There are some serious challenges here for CAT programmers. Court reporters are tasked with producing verbatim transcripts. The software can't automatically fix every egregious grammatical error, because what the reporter wrote may well be what the witness actually said. The program has to be able to distinguish between the original speaker's mistakes and the court reporter's mistakes, which can be a very difficult task.

This article has only touched on a few areas of "intelligence" in modern CAT software. There are many others, such as compensation for shadowing and dropping, analyzing untranslates, and automatic generation of index tags, and there are more being added with each new release of CAT software.

Many of these improvements will be irrelevant to today's experienced reporte r. Who cares if the software can automatically fix something that you fixed yourself a decade ago by changing your writing style? Many seasoned realtime reporters disable "intelligent" CAT features because they can write it faster and cleaner themselves, but new reporters are growing dependent on the types of features we've discussed here, and are often unable to use older-generation CAT software at all. This trend is sure to continue.

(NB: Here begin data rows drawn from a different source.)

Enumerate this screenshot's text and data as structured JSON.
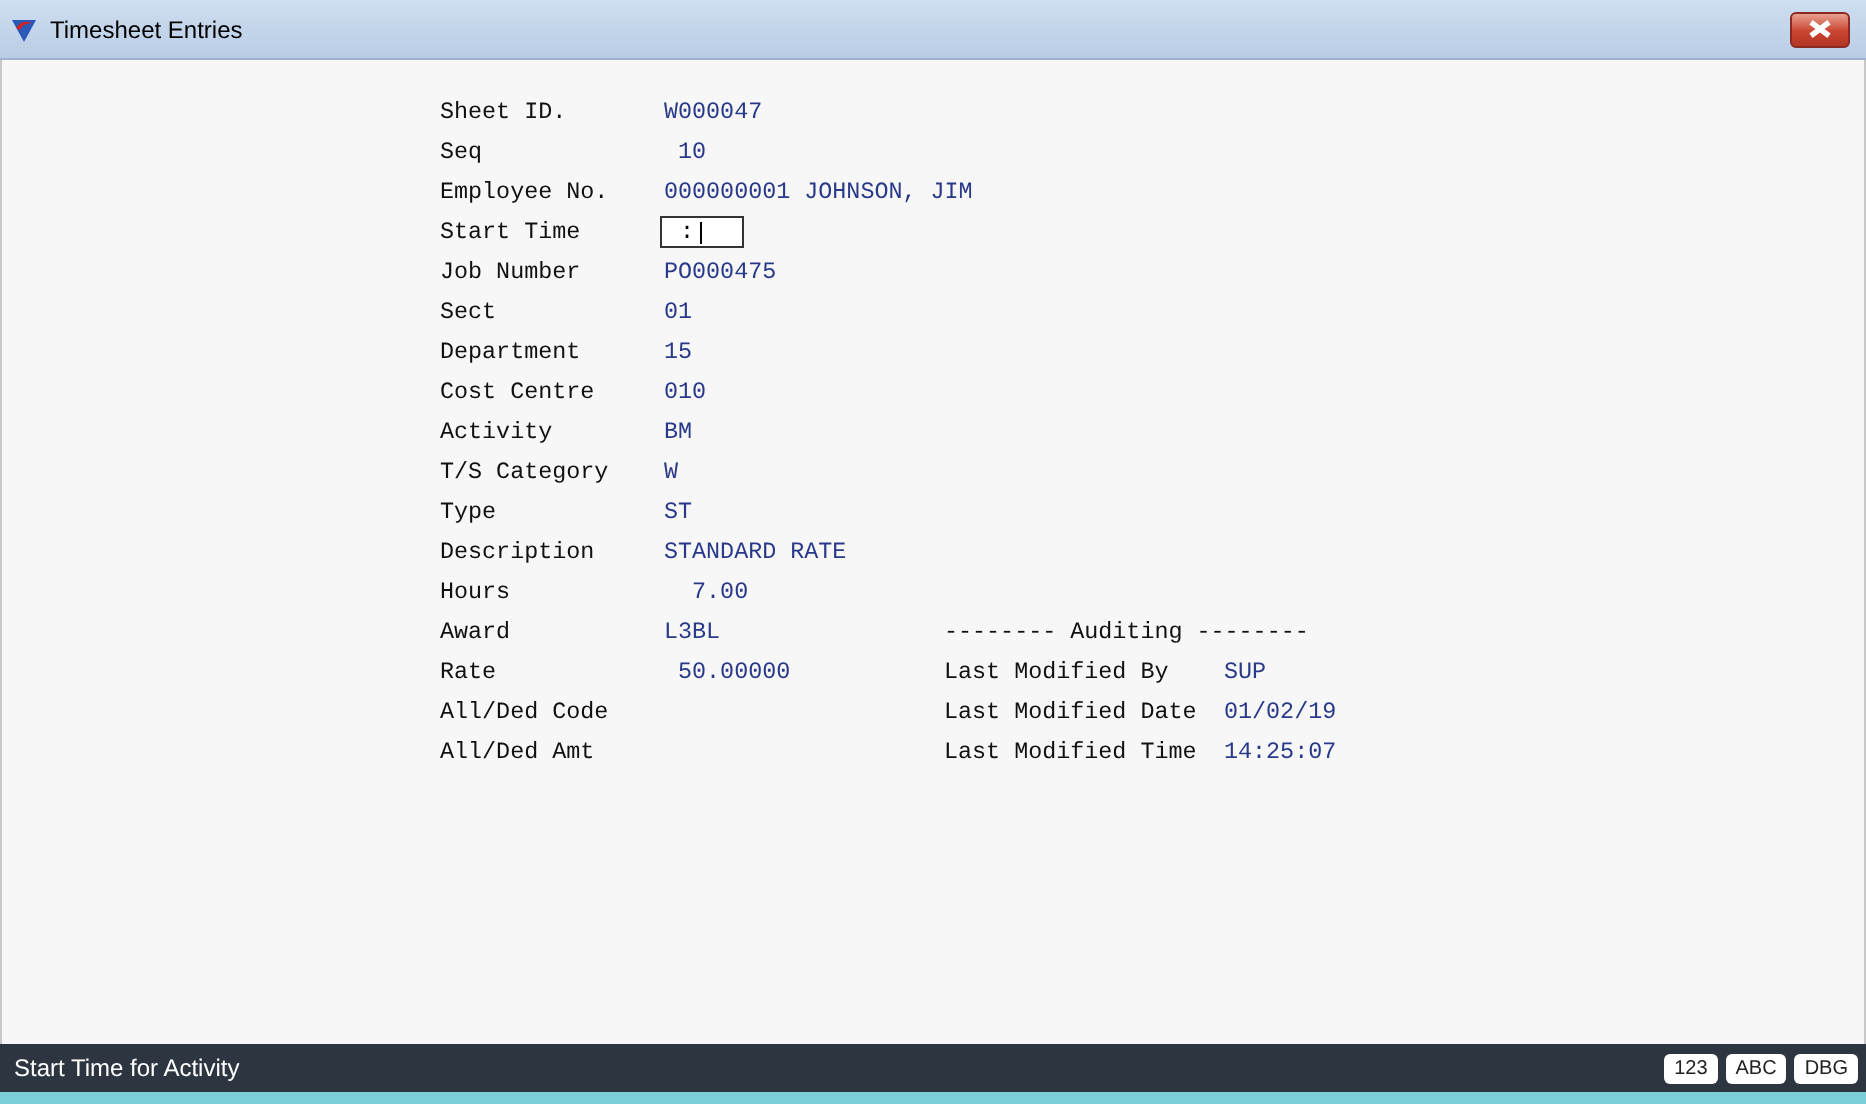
{
  "window": {
    "title": "Timesheet Entries"
  },
  "fields": [
    {
      "label": "Sheet ID.",
      "value": "W000047",
      "kind": "text"
    },
    {
      "label": "Seq",
      "value": " 10",
      "kind": "text"
    },
    {
      "label": "Employee No.",
      "value": "000000001 JOHNSON, JIM",
      "kind": "text"
    },
    {
      "label": "Start Time",
      "value": " :",
      "kind": "input"
    },
    {
      "label": "Job Number",
      "value": "PO000475",
      "kind": "text"
    },
    {
      "label": "Sect",
      "value": "01",
      "kind": "text"
    },
    {
      "label": "Department",
      "value": "15",
      "kind": "text"
    },
    {
      "label": "Cost Centre",
      "value": "010",
      "kind": "text"
    },
    {
      "label": "Activity",
      "value": "BM",
      "kind": "text"
    },
    {
      "label": "T/S Category",
      "value": "W",
      "kind": "text"
    },
    {
      "label": "Type",
      "value": "ST",
      "kind": "text"
    },
    {
      "label": "Description",
      "value": "STANDARD RATE",
      "kind": "text"
    },
    {
      "label": "Hours",
      "value": "  7.00",
      "kind": "text"
    },
    {
      "label": "Award",
      "value": "L3BL",
      "kind": "text"
    },
    {
      "label": "Rate",
      "value": " 50.00000",
      "kind": "text"
    },
    {
      "label": "All/Ded Code",
      "kind": "text"
    },
    {
      "label": "All/Ded Amt",
      "kind": "text"
    }
  ],
  "auditing": {
    "heading": "-------- Auditing --------",
    "fields": [
      {
        "label": "Last Modified By",
        "value": "SUP"
      },
      {
        "label": "Last Modified Date",
        "value": "01/02/19"
      },
      {
        "label": "Last Modified Time",
        "value": "14:25:07"
      }
    ]
  },
  "status_bar": {
    "text": "Start Time for Activity",
    "badges": [
      "123",
      "ABC",
      "DBG"
    ]
  }
}
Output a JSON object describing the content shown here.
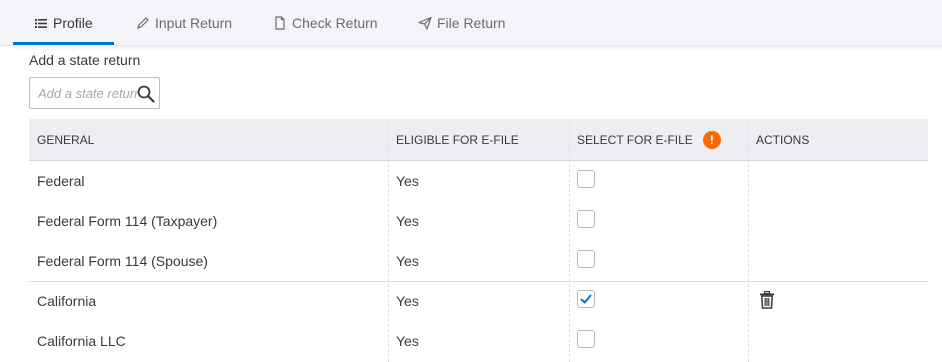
{
  "tabs": [
    {
      "label": "Profile",
      "icon": "list-icon",
      "active": true
    },
    {
      "label": "Input Return",
      "icon": "pencil-icon",
      "active": false
    },
    {
      "label": "Check Return",
      "icon": "document-icon",
      "active": false
    },
    {
      "label": "File Return",
      "icon": "paper-plane-icon",
      "active": false
    }
  ],
  "state_return": {
    "label": "Add a state return",
    "placeholder": "Add a state return"
  },
  "table": {
    "headers": {
      "general": "GENERAL",
      "eligible": "ELIGIBLE FOR E-FILE",
      "select": "SELECT FOR E-FILE",
      "warning_glyph": "!",
      "actions": "ACTIONS"
    },
    "rows": [
      {
        "name": "Federal",
        "eligible": "Yes",
        "selected": false,
        "deletable": false
      },
      {
        "name": "Federal Form 114 (Taxpayer)",
        "eligible": "Yes",
        "selected": false,
        "deletable": false
      },
      {
        "name": "Federal Form 114 (Spouse)",
        "eligible": "Yes",
        "selected": false,
        "deletable": false
      },
      {
        "name": "California",
        "eligible": "Yes",
        "selected": true,
        "deletable": true
      },
      {
        "name": "California LLC",
        "eligible": "Yes",
        "selected": false,
        "deletable": false
      }
    ]
  },
  "colors": {
    "accent": "#0077c5",
    "warning": "#ff6a00",
    "header_bg": "#eceef1"
  }
}
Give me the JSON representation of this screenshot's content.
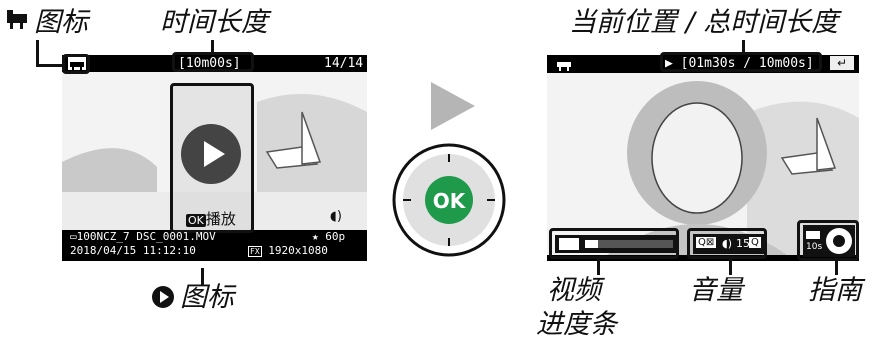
{
  "left": {
    "icon_caption_glyph": "▝▜",
    "icon_caption": "图标",
    "length_caption": "时间长度",
    "play_caption": "图标",
    "length_readout": "[10m00s]",
    "frame_counter": "14/14",
    "ok_badge": "OK",
    "play_label": "播放",
    "folder_line": "▭100NCZ_7 DSC_0001.MOV",
    "datetime": "2018/04/15 11:12:10",
    "frame_rate": "★ 60p",
    "size_badge": "FX",
    "resolution": "1920x1080",
    "speaker_glyph": "◖)"
  },
  "center": {
    "ok_button_label": "OK",
    "arrow_color": "#b5b5b5",
    "ok_color": "#1e9a4a"
  },
  "right": {
    "position_caption": "当前位置 / 总时间长度",
    "position_readout": "▶ [01m30s / 10m00s]",
    "back_glyph": "↵",
    "progress_caption_1": "视频",
    "progress_caption_2": "进度条",
    "volume_caption": "音量",
    "guide_caption": "指南",
    "volume_value": "15",
    "zoom_out_glyph": "Q⊠",
    "zoom_in_glyph": "Q",
    "guide_time": "10s",
    "progress_fraction": 0.15
  }
}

What lies in the future of CAT? I believe that the future lies in improving the software's ability to understand reporters through detecting and fixing misstrokes, resolving ambiguities and conflicts, and adapting itself to the way each reporter writes. The cross-pollinating of steno and voice-based CAT systems-which has already begun-is sure to bring improvements to both. In other words, we will continue down the road that we are already taking, and the stunning features of today's systems will be the mundane capabilities of the software 20 years from now.


Does it look smarter than it is?

Simple progra mming tricks can often make a program look much more intelligent than it actually is. When I was in high school, I got in an argument with another student about the difficulty of writing a chess-playing program. This was decades before IBM's Deep Blue supercomputer beat the reigning World Chess Champion, Garry Kasparov, and people were still arguing whether a computer would ever beat a skilled chess player. I bet my friend that I could write a chess-playing program from scratch in 24 hours or less.

He set the ground rules: Every move the computer made had to be legal. The computer had to check every move the human made to make sure it was legal. If the computer won or lost, it had to realize it. The key was, my program didn't have to win. It just had to play according to the rules.

The next day, I presented my program. He sat down to check it. The computer moved its king's pawn forward two spaces-one of the most common openings. My friend tried several illegal moves, and the program caught them all. Finally, he made one of the 20 legal initial moves, and the program promptly resigned.

The program had clearly met all of the requirements. It made only legal moves, and forced its opponent to make only legal moves. When it resigned, it "knew" that it had lost. I won the bet, even though my program was probably the most boring chess opponent in the history of the game. It knew only 20 moves (21 if you count letting the human opponent resign).

The point of the story is that it's very difficult to define what constitutes intelligent behavior. What's important isn't what you call it, it's what it can do for you. If a feature in your software saves you two hours a week, do you really care whether writing it took a programmer an afternoon or a team of 20 software engineers all year?